La Lega ha depositato una proposta di legge costituzionale per consentire l'eleggibilità alle più alte cariche "solo" ai cittadini "italiani per nascita". La pdl, firmata dal deputato toscano Andrea Barabotti, è stata depositata il 10 dicembre a Montecitorio e mira a modificare gli articoli 63, 94, 82 e 122 della Costituzione introducendo il nuovo prerequisito per le cariche di presidente della Repubblica, e per quelle di presidente di Senato e Camera, presidente del Consiglio e presidente delle giunte regionali.

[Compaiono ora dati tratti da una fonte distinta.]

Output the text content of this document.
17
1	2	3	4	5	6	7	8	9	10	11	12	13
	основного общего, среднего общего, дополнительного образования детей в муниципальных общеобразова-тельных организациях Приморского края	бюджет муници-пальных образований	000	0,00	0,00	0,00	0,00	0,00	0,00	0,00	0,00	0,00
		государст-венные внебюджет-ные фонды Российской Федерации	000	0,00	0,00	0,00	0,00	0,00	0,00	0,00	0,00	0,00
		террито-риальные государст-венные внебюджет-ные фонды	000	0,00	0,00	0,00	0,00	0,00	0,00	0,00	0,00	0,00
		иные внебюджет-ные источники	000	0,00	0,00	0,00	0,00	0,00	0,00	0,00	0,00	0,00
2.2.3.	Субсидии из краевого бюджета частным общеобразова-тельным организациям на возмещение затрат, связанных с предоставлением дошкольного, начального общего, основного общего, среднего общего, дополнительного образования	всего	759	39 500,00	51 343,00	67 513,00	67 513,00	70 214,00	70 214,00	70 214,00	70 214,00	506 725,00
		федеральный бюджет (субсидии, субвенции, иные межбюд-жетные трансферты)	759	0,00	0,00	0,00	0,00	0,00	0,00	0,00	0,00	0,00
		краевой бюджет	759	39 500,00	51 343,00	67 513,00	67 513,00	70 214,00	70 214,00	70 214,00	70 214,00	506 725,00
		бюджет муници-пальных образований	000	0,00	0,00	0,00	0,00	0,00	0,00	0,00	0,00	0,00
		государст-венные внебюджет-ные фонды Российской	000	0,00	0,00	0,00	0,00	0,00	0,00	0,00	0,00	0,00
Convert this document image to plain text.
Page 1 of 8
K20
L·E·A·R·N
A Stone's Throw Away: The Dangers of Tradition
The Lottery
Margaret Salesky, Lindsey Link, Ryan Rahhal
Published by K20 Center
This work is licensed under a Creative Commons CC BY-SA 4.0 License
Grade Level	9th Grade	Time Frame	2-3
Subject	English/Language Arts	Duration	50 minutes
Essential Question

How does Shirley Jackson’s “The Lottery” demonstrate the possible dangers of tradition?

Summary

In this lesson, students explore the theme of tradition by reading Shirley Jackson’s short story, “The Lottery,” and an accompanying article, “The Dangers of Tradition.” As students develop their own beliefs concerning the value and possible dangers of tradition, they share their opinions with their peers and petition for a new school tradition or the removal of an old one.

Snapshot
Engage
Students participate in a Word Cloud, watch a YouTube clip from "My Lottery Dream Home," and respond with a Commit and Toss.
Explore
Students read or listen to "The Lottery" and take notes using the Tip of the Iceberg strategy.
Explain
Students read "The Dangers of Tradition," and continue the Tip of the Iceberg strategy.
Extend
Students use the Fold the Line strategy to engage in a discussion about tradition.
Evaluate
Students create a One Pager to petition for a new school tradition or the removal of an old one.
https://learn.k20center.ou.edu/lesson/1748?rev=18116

"L'Italia, come tutte le nazioni caratterizzate da elevati livelli di benessere e civiltà – si legge nella proposta di legge -, è oggi interessata da flussi migratori significativi, che rendono necessario mantenere alta l'attenzione sulla loro gestione e sul loro controllo. Parallelamente, il nostro Paese affronta una dinamica demografica fortemente negativa, segnata da una natalità tra le più basse d'Europa".
"In questo quadro, assume un rilievo particolare la questione di come preservare l'identità nazionale - si sottolinea nella premessa - la continuità istituzionale e la fedeltà verso la Repubblica da parte di chi è chiamato a ricoprire i ruoli di maggiore responsabilità nelle istituzioni dello Stato e delle Regioni. Davanti alle possibili trasformazioni sociali e ad alcune crescenti pressioni esterne, occorre garantire che, nei punti più sensibili dell'architettura costituzionale, la guida delle istituzioni sia affidata a cittadini che possiedono un legame originario e pieno con la nazione".